Les architectes et le bureau d’études ont donc dû concevoir leur double peau ventilée avec verre plié en s’appuyant sur les DTU existants. La réglementation sécuritaire limitant les risques au maximum, et ce, au détriment de l’efficacité, il faut vraiment être très motivé pour innover…
Toujours est-il qu’un tel verre ainsi plié n’avait, semble-t-il, jamais été mis en oeuvre.
«Nous avions l’expérience du travail du verre, bombé avec l’hôtel Renaissance avenue de Wagram de Christian de Portzamparc ou avec un verre de géométrie complexe tel celui de l’entrée du musée des Confluences de Coop Himmelb(l)au. Ici, dans la définition du vitrage, nous voulions nous assurer de la planimétrie des triangles pour garantir la réflexion de chaque face», explique Gontran Dufour.
Socotec, le bureau de contrôle sollicite un essai de choc en amont, l’occasion de commander un vitrage à trois entreprises spécialisées : les Italiens de Sunglass, les Allemands de Glasssolutions et les Espagnols de Cricursa. Finalement, Sunglass se retire de l’aventure, à charge pour les deux autres verriers de produire un prototype.
Quand Brénac & Gonzalez et VS-A déballent les caisses, il est manifeste que les verres du prototype de Glasssolutions sont mieux pliés, beaucoup plus plans, avec une arête vive nette et précise. Sur l’autre prototype l’arête est plus large, moins tranchante, moins droite.
Une telle différence est due à l’outil industriel explique explique Gontran Dufour. La société allemande est équipée d’un four mixte qui fait monter au gaz la température du verre, avant de le chauffer au droit du pli avec une rampe électrique, méthode qui a permis l’élaboration d’un produit aussi conforme que possible aux vœux des concepteurs. Les verres respectent la géométrie et les tolérances des caissons. Roulez bolides ?

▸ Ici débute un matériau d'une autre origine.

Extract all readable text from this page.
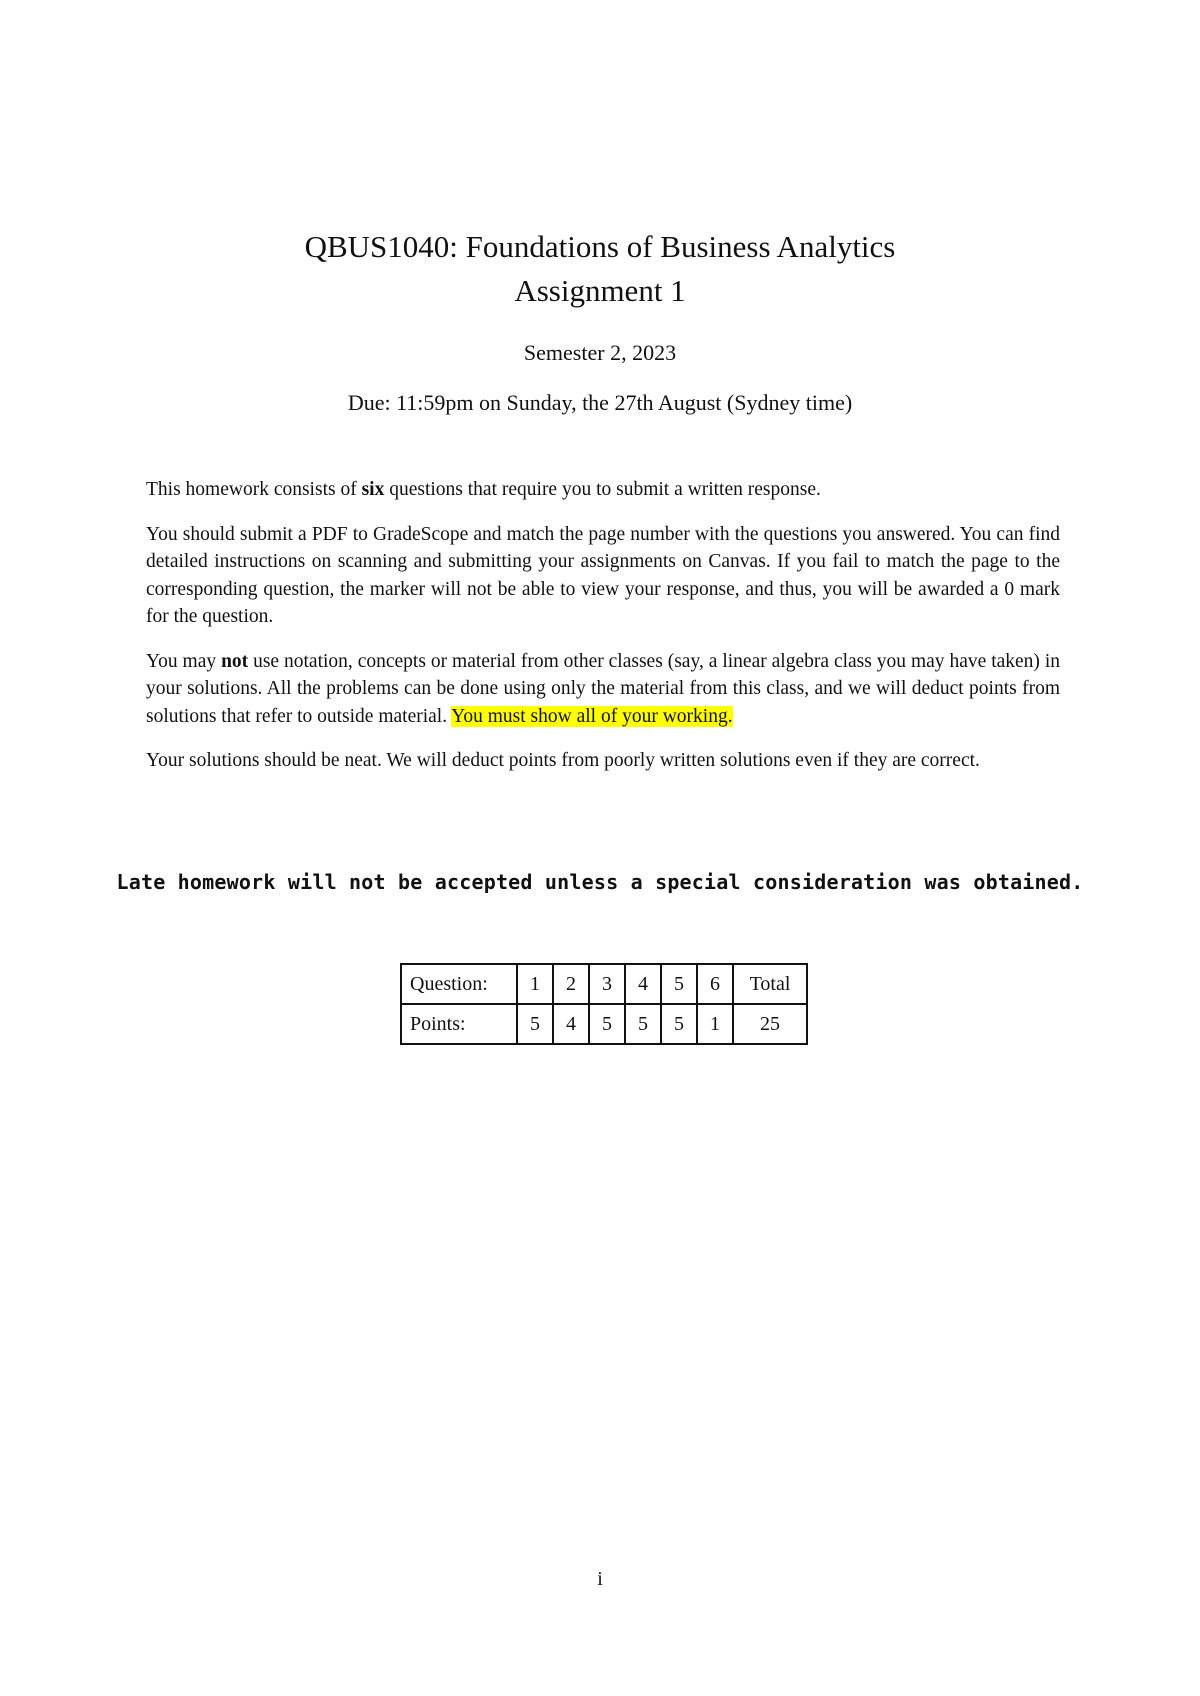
QBUS1040: Foundations of Business Analytics
Assignment 1
Semester 2, 2023
Due: 11:59pm on Sunday, the 27th August (Sydney time)

This homework consists of six questions that require you to submit a written response.

You should submit a PDF to GradeScope and match the page number with the questions you answered. You can find detailed instructions on scanning and submitting your assignments on Canvas. If you fail to match the page to the corresponding question, the marker will not be able to view your response, and thus, you will be awarded a 0 mark for the question.

You may not use notation, concepts or material from other classes (say, a linear algebra class you may have taken) in your solutions. All the problems can be done using only the material from this class, and we will deduct points from solutions that refer to outside material. You must show all of your working.

Your solutions should be neat. We will deduct points from poorly written solutions even if they are correct.

Late homework will not be accepted unless a special consideration was obtained.
Question:	1	2	3	4	5	6	Total
Points:	5	4	5	5	5	1	25
i
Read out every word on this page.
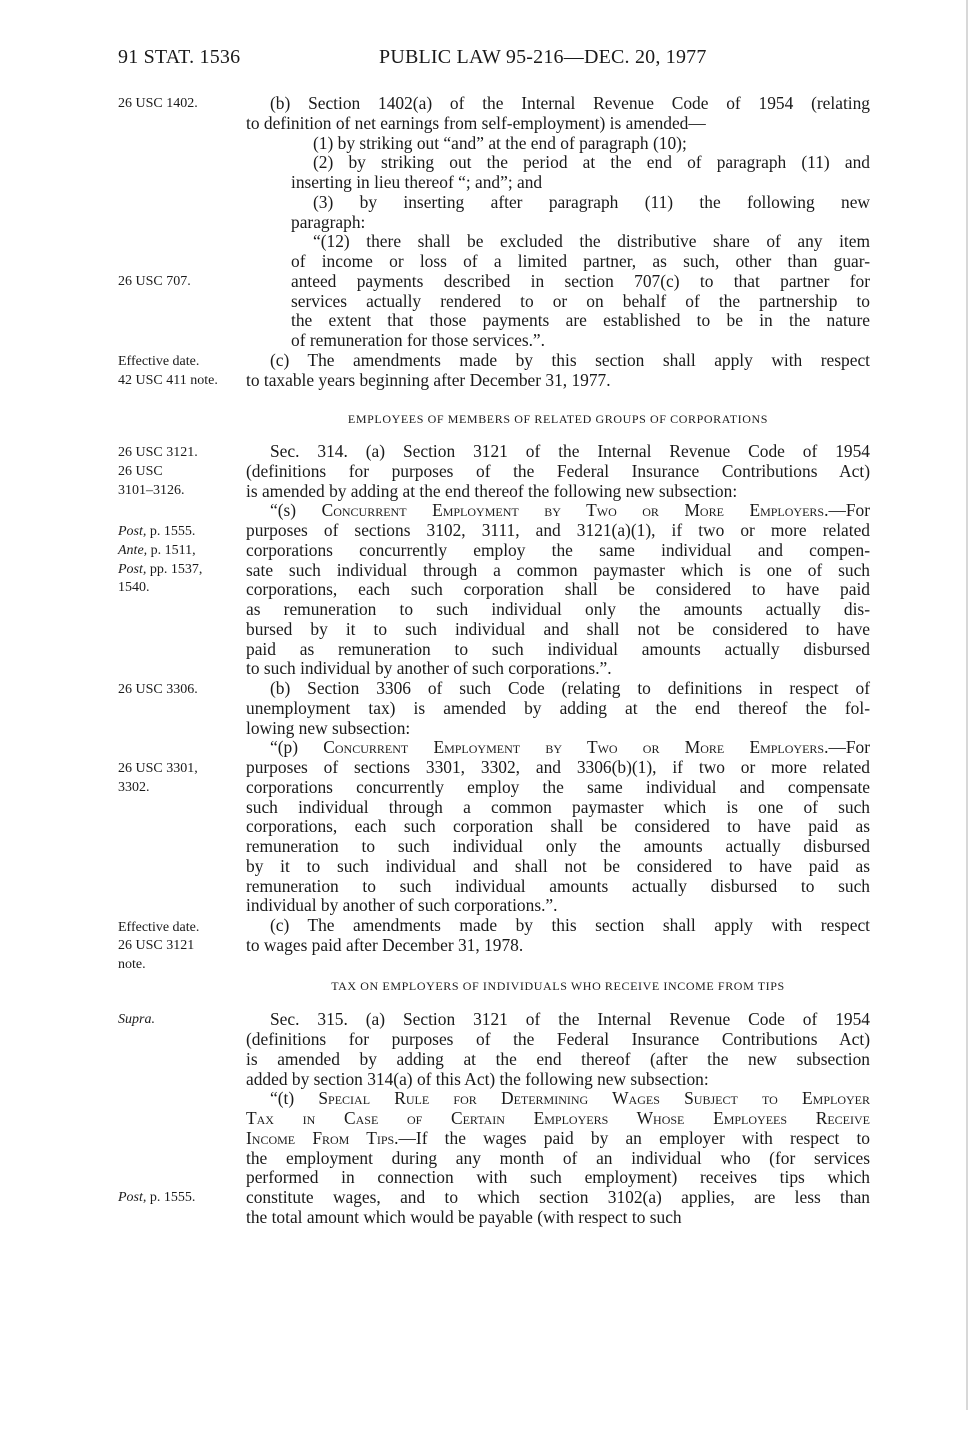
91 STAT. 1536	PUBLIC LAW 95-216—DEC. 20, 1977
26 USC 1402.
26 USC 707.
Effective date.
42 USC 411 note.
26 USC 3121.
26 USC
3101–3126.
Post, p. 1555.
Ante, p. 1511,
Post, pp. 1537,
1540.
26 USC 3306.
26 USC 3301,
3302.
Effective date.
26 USC 3121
note.
Supra.
Post, p. 1555.
(b) Section 1402(a) of the Internal Revenue Code of 1954 (relating
to definition of net earnings from self-employment) is amended—
(1) by striking out “and” at the end of paragraph (10);
(2) by striking out the period at the end of paragraph (11) and
inserting in lieu thereof “; and”; and
(3) by inserting after paragraph (11) the following new
paragraph:
“(12) there shall be excluded the distributive share of any item
of income or loss of a limited partner, as such, other than guar-
anteed payments described in section 707(c) to that partner for
services actually rendered to or on behalf of the partnership to
the extent that those payments are established to be in the nature
of remuneration for those services.”.
(c) The amendments made by this section shall apply with respect
to taxable years beginning after December 31, 1977.
EMPLOYEES OF MEMBERS OF RELATED GROUPS OF CORPORATIONS
Sec. 314. (a) Section 3121 of the Internal Revenue Code of 1954
(definitions for purposes of the Federal Insurance Contributions Act)
is amended by adding at the end thereof the following new subsection:
“(s) Concurrent Employment by Two or More Employers.—For
purposes of sections 3102, 3111, and 3121(a)(1), if two or more related
corporations concurrently employ the same individual and compen-
sate such individual through a common paymaster which is one of such
corporations, each such corporation shall be considered to have paid
as remuneration to such individual only the amounts actually dis-
bursed by it to such individual and shall not be considered to have
paid as remuneration to such individual amounts actually disbursed
to such individual by another of such corporations.”.
(b) Section 3306 of such Code (relating to definitions in respect of
unemployment tax) is amended by adding at the end thereof the fol-
lowing new subsection:
“(p) Concurrent Employment by Two or More Employers.—For
purposes of sections 3301, 3302, and 3306(b)(1), if two or more related
corporations concurrently employ the same individual and compensate
such individual through a common paymaster which is one of such
corporations, each such corporation shall be considered to have paid as
remuneration to such individual only the amounts actually disbursed
by it to such individual and shall not be considered to have paid as
remuneration to such individual amounts actually disbursed to such
individual by another of such corporations.”.
(c) The amendments made by this section shall apply with respect
to wages paid after December 31, 1978.
TAX ON EMPLOYERS OF INDIVIDUALS WHO RECEIVE INCOME FROM TIPS
Sec. 315. (a) Section 3121 of the Internal Revenue Code of 1954
(definitions for purposes of the Federal Insurance Contributions Act)
is amended by adding at the end thereof (after the new subsection
added by section 314(a) of this Act) the following new subsection:
“(t) Special Rule for Determining Wages Subject to Employer
Tax in Case of Certain Employers Whose Employees Receive
Income From Tips.—If the wages paid by an employer with respect to
the employment during any month of an individual who (for services
performed in connection with such employment) receives tips which
constitute wages, and to which section 3102(a) applies, are less than
the total amount which would be payable (with respect to such
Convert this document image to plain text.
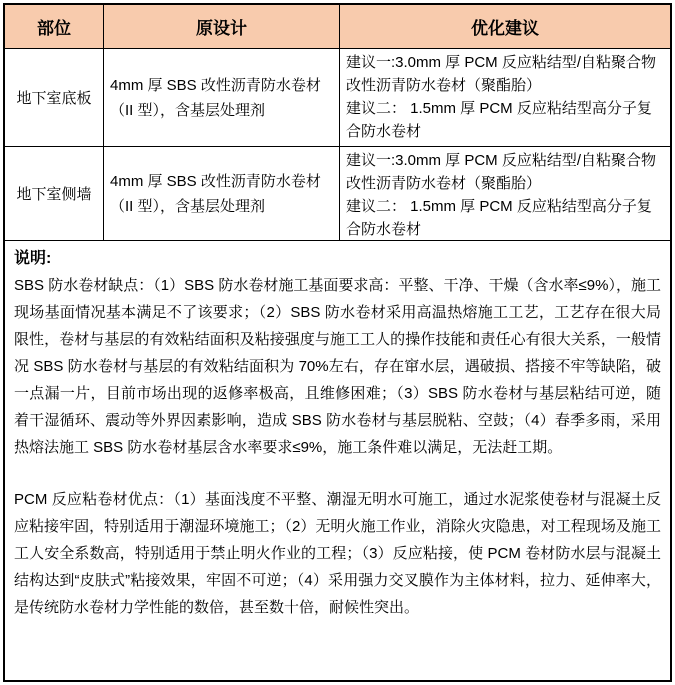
部位	原设计	优化建议
地下室底板
4mm 厚 SBS 改性沥青防水卷材（II 型），含基层处理剂
建议一:3.0mm 厚 PCM 反应粘结型/自粘聚合物改性沥青防水卷材（聚酯胎）
建议二： 1.5mm 厚 PCM 反应粘结型高分子复合防水卷材
地下室侧墙
4mm 厚 SBS 改性沥青防水卷材（II 型），含基层处理剂
建议一:3.0mm 厚 PCM 反应粘结型/自粘聚合物改性沥青防水卷材（聚酯胎）
建议二： 1.5mm 厚 PCM 反应粘结型高分子复合防水卷材
说明:

SBS 防水卷材缺点：（1）SBS 防水卷材施工基面要求高：平整、干净、干燥（含水率≤9%），施工现场基面情况基本满足不了该要求；（2）SBS 防水卷材采用高温热熔施工工艺，工艺存在很大局限性，卷材与基层的有效粘结面积及粘接强度与施工工人的操作技能和责任心有很大关系，一般情况 SBS 防水卷材与基层的有效粘结面积为 70%左右，存在窜水层，遇破损、搭接不牢等缺陷，破一点漏一片，目前市场出现的返修率极高，且维修困难；（3）SBS 防水卷材与基层粘结可逆，随着干湿循环、震动等外界因素影响，造成 SBS 防水卷材与基层脱粘、空鼓；（4）春季多雨，采用热熔法施工 SBS 防水卷材基层含水率要求≤9%，施工条件难以满足，无法赶工期。

PCM 反应粘卷材优点：（1）基面浅度不平整、潮湿无明水可施工，通过水泥浆使卷材与混凝土反应粘接牢固，特别适用于潮湿环境施工；（2）无明火施工作业，消除火灾隐患，对工程现场及施工工人安全系数高，特别适用于禁止明火作业的工程；（3）反应粘接，使 PCM 卷材防水层与混凝土结构达到“皮肤式”粘接效果，牢固不可逆；（4）采用强力交叉膜作为主体材料，拉力、延伸率大，是传统防水卷材力学性能的数倍，甚至数十倍，耐候性突出。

Pas encore tout à fait. Cette façade est un investissement. Au début, il était prévu d’enlever toutes les allèges du bâtiment existant et de produire du verre à hauteur d’étage. Mais le budget façade excédait alors la jauge. «Pour garder le verre plié, le seul levier économique qui nous restait était de garder les allèges en béton et poser les châssis sur ces allèges», souligne Gontran Dufour. Des économies sur la dépose des allèges et la taille des châssis donc qui, même si elles ne dénaturent pas l’ouvrage, sont aujourd’hui visibles pour les observateurs.
Certes, cette façade a un coût – 1 500€ le m² – mais la hiérarchie des besoins permet d’équilibrer le budget. Ainsi, les façades à l’arrière du bâtiment, de moindre enjeu, sont toutes de facture classique.
Quant à l’expression architecturale, les triangles, selon le vœu des architectes, reflètent le ciel et la Seine.
Le concours date de 2012, livraison en 2017 donc. Coût des travaux : 32M€. Le groupe Amaury, spécialisé dans le domaine du sport, a acquis l’immeuble en mars 2017.
Christophe Leray
* L’ATEx est une évaluation sur dossier, ce qui signifie que le demandeur doit constituer un dossier de preuves pour qu’un collège d’experts, dit comité d’ATEx, puisse se prononcer sur les aspects suivants : faisabilité, sécurité, risques de désordre et, éventuellement, aptitude à satisfaire une réglementation.